Previous studies have shown that synaptic connections and organization of neuronal membranes are sexually dimorphic in the arcuate nucleus of developing and adult rats. These sex differences can be abolished by the perinatal androgenization of females. In this study the label-fracture method of Pinto da Silva and Kan was used in order to determine whether membrane sex differences are related to the glycoconjugates in neuronal plasma membranes. Six Sprague-Dawley female rats treated with testosterone on the day of birth, six control females injected with vehicle and six intact males were studied when they were 100 days old. The arcuate nucleus was dissected and incubated for 2 hours in a solution of 0.25 mg/ml concanavalin A, washed in buffer and incubated for 3 hours in a suspension of horseradish peroxidase-coated colloidal gold. Then, freeze-fracture replicas of the arcuate nucleus were prepared. Colloidal gold labeling was observed to be codistributed with intramembrane particles in the outer membrane face of the neuronal perikaryal plasma membrane. The numerical density of small (less than 10 nm) intramembrane particles and colloidal gold particles was significantly greater in control female membranes when compared to males or to androgenized females. The labeling was significantly reduced when the arcuate nucleus was incubated with concanavalin A in presence of 0.5 M methyl-alpha-manopyranoside.

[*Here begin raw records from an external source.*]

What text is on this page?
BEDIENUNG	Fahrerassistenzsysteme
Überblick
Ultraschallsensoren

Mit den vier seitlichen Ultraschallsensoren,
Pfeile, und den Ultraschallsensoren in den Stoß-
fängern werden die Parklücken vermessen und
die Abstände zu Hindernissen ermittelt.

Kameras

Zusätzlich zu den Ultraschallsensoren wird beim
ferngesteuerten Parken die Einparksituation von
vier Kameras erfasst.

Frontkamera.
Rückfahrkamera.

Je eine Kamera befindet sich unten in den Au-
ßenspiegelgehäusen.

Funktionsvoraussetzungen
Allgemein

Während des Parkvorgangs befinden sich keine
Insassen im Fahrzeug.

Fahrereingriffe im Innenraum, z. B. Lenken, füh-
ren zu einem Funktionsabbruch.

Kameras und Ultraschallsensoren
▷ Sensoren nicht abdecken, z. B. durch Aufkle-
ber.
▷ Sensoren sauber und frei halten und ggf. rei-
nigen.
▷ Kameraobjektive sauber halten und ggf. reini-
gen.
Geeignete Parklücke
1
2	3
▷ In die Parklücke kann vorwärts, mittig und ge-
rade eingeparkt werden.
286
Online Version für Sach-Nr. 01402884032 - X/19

These findings indicate a sex difference in the density and distribution of glycoconjugates and intramembranous particles in the neuronal plasma membrane that is dependent on the perinatal levels of sex steroids and is concordant with, and could be the cause of, sex differences in the pattern of synaptic contacts.

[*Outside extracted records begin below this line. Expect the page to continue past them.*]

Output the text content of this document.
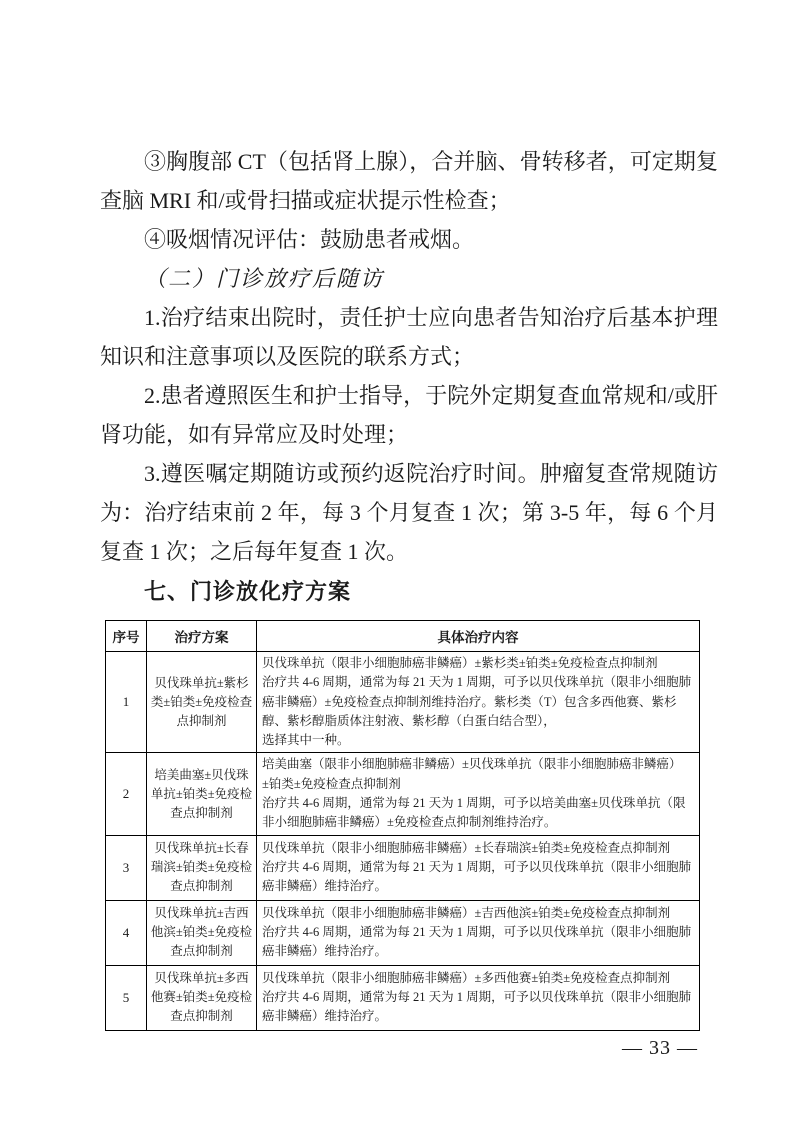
③胸腹部 CT（包括肾上腺），合并脑、骨转移者，可定期复查脑 MRI 和/或骨扫描或症状提示性检查；

④吸烟情况评估：鼓励患者戒烟。

（二）门诊放疗后随访

1.治疗结束出院时，责任护士应向患者告知治疗后基本护理 知识和注意事项以及医院的联系方式；

2.患者遵照医生和护士指导，于院外定期复查血常规和/或肝肾功能，如有异常应及时处理；

3.遵医嘱定期随访或预约返院治疗时间。肿瘤复查常规随访为：治疗结束前 2 年，每 3 个月复查 1 次；第 3-5 年，每 6 个月复查 1 次；之后每年复查 1 次。

七、门诊放化疗方案

序号	治疗方案	具体治疗内容
1	贝伐珠单抗±紫杉类±铂类±免疫检查点抑制剂	贝伐珠单抗（限非小细胞肺癌非鳞癌）±紫杉类±铂类±免疫检查点抑制剂
治疗共 4-6 周期，通常为每 21 天为 1 周期，可予以贝伐珠单抗（限非小细胞肺癌非鳞癌）±免疫检查点抑制剂维持治疗。紫杉类（T）包含多西他赛、紫杉醇、紫杉醇脂质体注射液、紫杉醇（白蛋白结合型），
选择其中一种。

2	培美曲塞±贝伐珠单抗±铂类±免疫检查点抑制剂	培美曲塞（限非小细胞肺癌非鳞癌）±贝伐珠单抗（限非小细胞肺癌非鳞癌）±铂类±免疫检查点抑制剂
治疗共 4-6 周期，通常为每 21 天为 1 周期，可予以培美曲塞±贝伐珠单抗（限非小细胞肺癌非鳞癌）±免疫检查点抑制剂维持治疗。

3	贝伐珠单抗±长春瑞滨±铂类±免疫检查点抑制剂	贝伐珠单抗（限非小细胞肺癌非鳞癌）±长春瑞滨±铂类±免疫检查点抑制剂
治疗共 4-6 周期，通常为每 21 天为 1 周期，可予以贝伐珠单抗（限非小细胞肺癌非鳞癌）维持治疗。

4	贝伐珠单抗±吉西他滨±铂类±免疫检查点抑制剂	贝伐珠单抗（限非小细胞肺癌非鳞癌）±吉西他滨±铂类±免疫检查点抑制剂
治疗共 4-6 周期，通常为每 21 天为 1 周期，可予以贝伐珠单抗（限非小细胞肺癌非鳞癌）维持治疗。

5	贝伐珠单抗±多西他赛±铂类±免疫检查点抑制剂	贝伐珠单抗（限非小细胞肺癌非鳞癌）±多西他赛±铂类±免疫检查点抑制剂
治疗共 4-6 周期，通常为每 21 天为 1 周期，可予以贝伐珠单抗（限非小细胞肺癌非鳞癌）维持治疗。
— 33 —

Sexual differentiation of the neuronal plasma membrane: neonatal levels of sex steroids modulate the number of exo-endocytotic images in the developing rat arcuate neurons

Exo-endocytotic images and intramembrane protein particles (IMP) were quantitatively assessed in freeze-fracture replicas from the plasma membrane of arcuate neurons of rats aged 0 (newborns), 10, 20 and 100 days postpartum. Membranes contained significantly (P less than 0.02) more IMPs in females than in males. Exo-endocytotic images were increased in newborn and 10-day-old males when compared to adult males or to developing females (48 +/- 6 vs 6 +/- 1 images/100 micron 2 in 10-day-old male and female rats, respectively). Androgenization of females with a single injection of testosterone propionate on the day of birth resulted in an increased number of exo-endocytotic images in developing animals (75 +/- 9 images/100 micron 2, 10-day-old rats) and in the abolishment of the sex differences in the number of IMPs.